At this point in the journal the arguments for the benefits of performance are familiar, but the article engages usefully with work on slaves in Roman comedy (especially McCarthy’s 2000 work Slaves, Masters, and the Art of Authority in Plautine Comedy and Parker’s 1989 TAPA article on torture jokes) as well as Richlin’s suggestive article on assigning roles in a Roman Civilization course (CJ 108 347-61).

The 2012 NEH Summer Institute performance of the scene Bungard describes (you can watch it here) made the decision to play up Ballio’s cruelty toward his slaves so as to elevate him as a blocking figure and increase the satisfaction felt at Pseudolus’ victory over him at the end of the play.

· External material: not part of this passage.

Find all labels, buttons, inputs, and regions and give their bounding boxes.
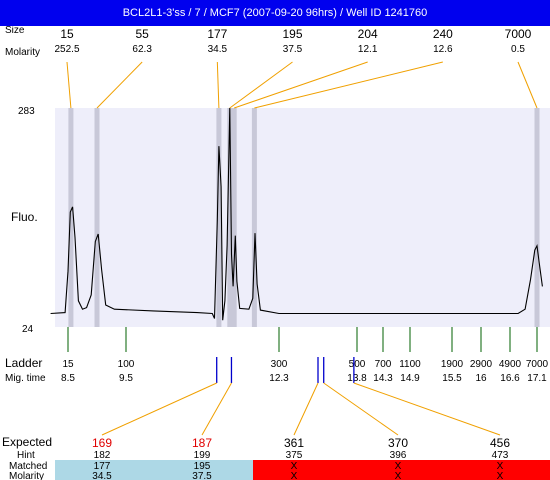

Your mileage may vary on how effective you think this decision was, or on the suggested responses to it from the different status-groups in the audience, but in any case highlighting this decision and watching it play out can helpfully force students to confront the prevalence of threats against slaves on the comic stage. Presumably these were funny, but why? How (i.e. other NEH groups chose to make Ballio’s slaves mock or undermine him rather than cower in fear: is this a more or less effective way to milk the comedy)? To whom? And what does that imply about the society that staged these comedies?